Şayet anılan durumların vukuundan korkulursa, önce farz sonra bu iki rek'atlık
sünnet kılınır. Ki bunda hiçbir mekruhluk yoktur. Eğer sabahı kılmadan gün
doğarsa bunları kaza etmek gerekir. Bu sünnetin birinci rek'atında Fâtiha'dan
sonra Bakara sûresinin cümlesiyle başlayıp cümlesiyle sona eren, 136. Âyetini
okumak; ikinci rek'atında ise Âl-i İmrân sûresinin cümlesiyle başlayıp
cümlesiyle sona eren, 64. âyetini okumak sünnettir. Bu iki rek'atlik sünnetle
sabahın farzı arasına, uzanarak veya başka tarafa yönelerek veyahut da dünyevî
olmayan konuşmaları yaparak fasıla koymak da sünnettir.
*Öğlenin
farzından ve cuma namazından önce kılınan iki rek'atlık namaz da müekked
sünnetlerdendir. Öğlenin farzından ve Cumadan sonra kılınan iki rek'atlık namaz
da müekked sünnetlerdendir. Öğle namazını kılmayan kişinin, cumadan sonra iki
rek'at namaz kılması sünnettir. Aksi takdirde öğle sünnetini bunun yerine
kılmak, sünnet yerine geçmez.
*Akşam
namazından sonra kılınan iki rek'atlık namaz da müekked sünnetlerdendir. Bunun
birinci rek'atında Fâtiha'dan sonra Kâfirûn, ikincisinde ise îhlâs suresini
okumak sünnettir.
*Yatsı
farzından sonra kılınan iki rek'atlık namaz da müekked sünnetlerdendir.
*Vitir
de müekked sünnetlerdendir; En azı bir rek'attır. Kemâl noktasına ermesinin en
alt derecesi üç rek'at, en üst derecesi ise onbir rek'attır. En faziletlisi, bu
namazın her iki rek'atında bir selâm vermektir. Vitrin vakti, yatsı namazından
hemen sonra başlar. Yatsı namazı, cem-i takdim şeklinde, akşam namazıyla
birlikte kılınsa bile vitrin vakti, yatsı namazının hemen ardı sıra başlar.

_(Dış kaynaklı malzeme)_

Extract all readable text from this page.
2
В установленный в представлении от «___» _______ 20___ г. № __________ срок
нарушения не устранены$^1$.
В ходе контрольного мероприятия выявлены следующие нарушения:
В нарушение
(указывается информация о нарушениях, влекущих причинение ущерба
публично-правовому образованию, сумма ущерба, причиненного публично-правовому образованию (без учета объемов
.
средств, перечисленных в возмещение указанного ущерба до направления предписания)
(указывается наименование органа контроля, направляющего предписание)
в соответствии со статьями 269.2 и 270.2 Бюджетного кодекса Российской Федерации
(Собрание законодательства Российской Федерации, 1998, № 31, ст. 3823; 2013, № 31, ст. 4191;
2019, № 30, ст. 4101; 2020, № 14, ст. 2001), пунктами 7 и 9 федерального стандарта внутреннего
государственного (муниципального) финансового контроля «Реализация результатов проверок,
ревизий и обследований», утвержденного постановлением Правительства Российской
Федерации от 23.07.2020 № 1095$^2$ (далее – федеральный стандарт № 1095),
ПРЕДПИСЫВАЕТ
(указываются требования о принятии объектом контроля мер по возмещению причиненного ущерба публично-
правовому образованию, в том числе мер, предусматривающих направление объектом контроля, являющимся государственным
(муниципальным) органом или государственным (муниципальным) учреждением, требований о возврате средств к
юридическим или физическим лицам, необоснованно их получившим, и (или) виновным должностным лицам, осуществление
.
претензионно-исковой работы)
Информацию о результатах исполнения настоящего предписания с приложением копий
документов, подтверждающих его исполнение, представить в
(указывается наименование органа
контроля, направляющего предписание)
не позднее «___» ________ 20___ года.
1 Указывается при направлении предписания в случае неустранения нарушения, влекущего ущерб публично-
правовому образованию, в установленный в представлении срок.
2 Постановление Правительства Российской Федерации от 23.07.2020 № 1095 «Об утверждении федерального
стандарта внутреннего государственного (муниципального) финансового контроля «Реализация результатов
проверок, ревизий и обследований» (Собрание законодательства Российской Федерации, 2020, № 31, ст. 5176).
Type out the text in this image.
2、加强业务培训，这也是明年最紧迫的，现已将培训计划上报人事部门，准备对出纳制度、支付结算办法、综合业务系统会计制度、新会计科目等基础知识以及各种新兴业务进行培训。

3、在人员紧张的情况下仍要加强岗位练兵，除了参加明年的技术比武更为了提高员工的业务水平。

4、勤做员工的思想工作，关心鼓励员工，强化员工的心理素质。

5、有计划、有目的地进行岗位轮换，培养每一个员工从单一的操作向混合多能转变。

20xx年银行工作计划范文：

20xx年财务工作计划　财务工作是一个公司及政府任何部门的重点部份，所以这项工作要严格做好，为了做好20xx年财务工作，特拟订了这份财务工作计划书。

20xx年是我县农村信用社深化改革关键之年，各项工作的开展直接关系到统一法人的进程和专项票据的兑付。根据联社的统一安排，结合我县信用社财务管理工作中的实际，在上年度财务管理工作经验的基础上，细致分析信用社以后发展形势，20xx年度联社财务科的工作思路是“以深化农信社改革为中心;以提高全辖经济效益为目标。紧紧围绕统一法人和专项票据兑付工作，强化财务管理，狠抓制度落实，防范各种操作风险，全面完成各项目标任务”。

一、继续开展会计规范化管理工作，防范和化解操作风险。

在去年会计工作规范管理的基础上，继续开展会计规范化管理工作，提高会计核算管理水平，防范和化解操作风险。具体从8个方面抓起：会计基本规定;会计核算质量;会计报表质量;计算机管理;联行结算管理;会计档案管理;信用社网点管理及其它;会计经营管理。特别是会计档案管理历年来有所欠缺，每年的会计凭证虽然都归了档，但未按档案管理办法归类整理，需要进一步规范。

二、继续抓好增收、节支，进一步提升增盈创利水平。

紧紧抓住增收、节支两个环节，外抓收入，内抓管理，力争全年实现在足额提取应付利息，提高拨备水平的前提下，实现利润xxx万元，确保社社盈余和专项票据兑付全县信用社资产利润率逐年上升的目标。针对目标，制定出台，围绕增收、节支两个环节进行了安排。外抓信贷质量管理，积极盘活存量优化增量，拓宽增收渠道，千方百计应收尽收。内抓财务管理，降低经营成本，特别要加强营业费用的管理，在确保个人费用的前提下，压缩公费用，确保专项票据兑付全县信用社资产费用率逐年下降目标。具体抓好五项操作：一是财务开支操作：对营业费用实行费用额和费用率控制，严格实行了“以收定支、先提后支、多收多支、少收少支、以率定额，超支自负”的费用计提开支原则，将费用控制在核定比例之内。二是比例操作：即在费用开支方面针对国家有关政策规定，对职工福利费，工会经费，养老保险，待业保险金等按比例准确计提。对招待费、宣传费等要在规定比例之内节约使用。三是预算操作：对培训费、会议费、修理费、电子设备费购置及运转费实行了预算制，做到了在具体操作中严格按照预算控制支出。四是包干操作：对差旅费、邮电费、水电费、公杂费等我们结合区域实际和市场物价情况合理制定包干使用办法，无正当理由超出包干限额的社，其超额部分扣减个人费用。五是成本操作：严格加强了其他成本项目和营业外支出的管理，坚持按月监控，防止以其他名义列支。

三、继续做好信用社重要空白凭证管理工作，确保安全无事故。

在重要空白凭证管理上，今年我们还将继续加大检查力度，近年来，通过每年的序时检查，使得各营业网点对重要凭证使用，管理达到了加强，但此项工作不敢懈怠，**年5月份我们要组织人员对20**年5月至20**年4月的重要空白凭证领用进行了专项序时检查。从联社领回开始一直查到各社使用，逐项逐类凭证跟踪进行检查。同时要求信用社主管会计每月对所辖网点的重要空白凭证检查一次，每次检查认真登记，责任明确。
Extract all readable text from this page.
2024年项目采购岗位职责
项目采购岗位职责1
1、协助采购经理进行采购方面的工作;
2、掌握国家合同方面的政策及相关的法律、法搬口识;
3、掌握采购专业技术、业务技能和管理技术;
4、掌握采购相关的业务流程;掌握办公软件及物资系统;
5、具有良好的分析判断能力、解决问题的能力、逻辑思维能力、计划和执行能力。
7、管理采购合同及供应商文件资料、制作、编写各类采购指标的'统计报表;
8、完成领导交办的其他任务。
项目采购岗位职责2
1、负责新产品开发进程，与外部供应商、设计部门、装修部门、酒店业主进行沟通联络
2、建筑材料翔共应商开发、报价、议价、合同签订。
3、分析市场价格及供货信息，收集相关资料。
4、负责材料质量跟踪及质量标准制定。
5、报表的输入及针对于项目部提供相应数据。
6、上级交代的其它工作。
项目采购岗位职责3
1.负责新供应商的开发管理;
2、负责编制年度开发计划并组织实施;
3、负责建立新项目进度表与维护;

Vakti, fecr-i sâdığın doğuşuna kadar sürer. Bu vakte kadar kılınmadığı takdirde
kazaya kalmış olur.
Müekked
olmayan nafilelere gelince, bunlar oniki rek'attır: Önce saydığımız
nafilelerden ayrı olarak; *Öğleden önce iki rek'at, öğleden sonra iki
rek'at... Bu hususta Cuma namazı da öğle gibidir. *İkindi
namazından önce dört rek'at. *Akşam namazından önce iki rek'at. Bunların hafif
olarak kılınmaları ve müezzinin ezanına karşılık verdikten sonra kılınmaları
sünnettir.
Bu hususta
Peygamber Efendimiz şöyle buyurmuşlardır: “Her iki ezan
arasında namaz vardır.” (Buhârî, Ezan/14-16; Müslim, Müsâfirîn/304; Ebû Dâvud, Tatavvu/11) Buradaki iki ezandan maksat; birincisi vaktin ezanı, diğeri de
ikâmettir. Yatsı namazından önce iki rek'at olarak kılınan namaz da bu
cümledendir.
Bu açıklamalara göre özetle şu şekilde
sıralanabilir;
5 VAKİT NAMAZIN REKÂT SAYISI
Sabah Namazı
2
Rekat İlk Sünnet (müekked )
2 Rekat Farz
Öğle Namazı
4 Rekat İlk Sünnet (2 müekked + 2 gayri müekked )
4 Rekat Farz
4 Rekat Son Sünnet (2
müekked + 2 gayri müekked )
İkindi Namazı
4 Rekat İlk Sünnet (gayri müekked )
4 Rekat Farz
Akşam Namazı
2 Rekat İlk Sünnet (müstehab)
4 Rekat Farz
2 Rekat Son Sünnet (müekked )
Yatsı Namazı
2 Rekat İlk Sünnet ( müekked )
4 Rekat Farz
2 Rekat Son
Sünnet ( müekked )
Vitir Namazı (1,3,5,7,9 veya 11 rekat; müekkede )
Cuma Namazı
4 Rekat İlk Sünnet ( 2 müekked + 2 gayri müekked
)
2 Rekat Farz
4 Rekat Son Sünnet ( 2 müekked + 2 gayri müekked
) *
a.
Tahiyyetu'l-Mescit Namazı
Mescide
girildiğinde oturmadan önce kılınan iki rekât sünnettir.
Bunun
delili şu hadîstir: “Herhangi biriniz mescide girdiğinde iki rekât namaz
kılmadan oturmasın.” (Buhari, 433; Müslim/714)
Tahiyyetu'l-Mescit
namazı, farz namaz veya herhangi bir nafile namaz kılmakla da eda edilmiş olur.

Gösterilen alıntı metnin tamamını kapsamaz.